Zudem tauschten sich die deutschen Jugendlichen in Workshops in Oloron-Sainte-Marie in der Nähe von Gurs mit Altersgenossen aus Frankreich aus und sahen und diskutierten gemeinsam über den Film „Lueurs de Gurs/Lichtschimmer in Gurs“. Das Filmprojekt setzt sich auf dokumentarische und künstlerische Weise mit den Erfahrungen Paul Niedermanns und den Briefen seiner Mutter Friederike aus dem Lager Gurs auseinander. Jugendliche, die an der Gedenkreise im Jahr 2014 teilgenommen haben, treten im Film als Statisten auf. Alle Mitglieder der Arbeitsgemeinschaft Gurs, so auch der Bezirksverband Pfalz, haben das Projekt finanziell unterstützt.

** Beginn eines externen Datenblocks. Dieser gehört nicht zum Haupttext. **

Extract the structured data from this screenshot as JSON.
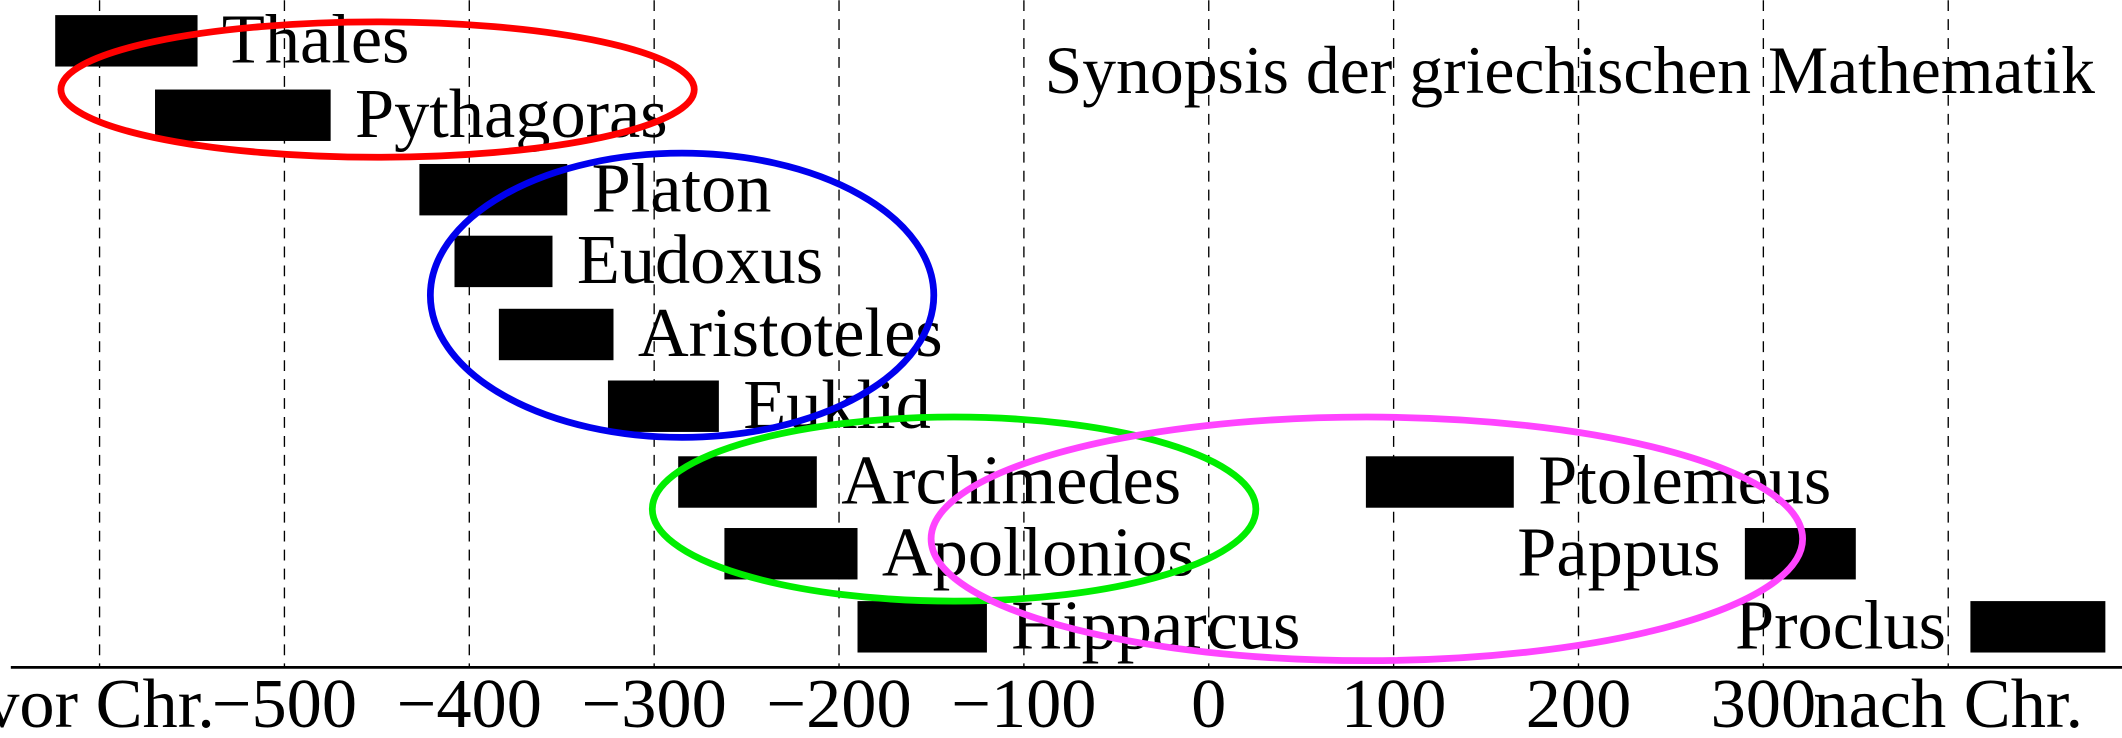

Der Bezirksverband Pfalz beschäftigt sich seit einigen Jahren intensiv mit dem dunkelsten Kapitel der pfälzischen Geschichte. 2001 bewilligte der Bezirkstag Pfalz einen Zuschuss von 25.000 Euro zur Errichtung einer Gedenkstätte auf dem ehemaligen Lagergelände in Gurs, das nach Kriegsende eingeebnet und mit Bäumen bepflanzt wurde. 2006 trat der Bezirksverband Pfalz der Arbeitsgemeinschaft badischer Städte bei und zahlt nun jährlich einen Zuschuss von 5.000 Euro für die Pflege und Unterhaltung des Friedhofs, auf dem etwa 1.070 deportierte Juden aus Baden und der Pfalz beerdigt sind. Seit 2008 lädt der Regionalverband Jugendliche zu Gedenkfahrten unter anderem nach Gurs ein.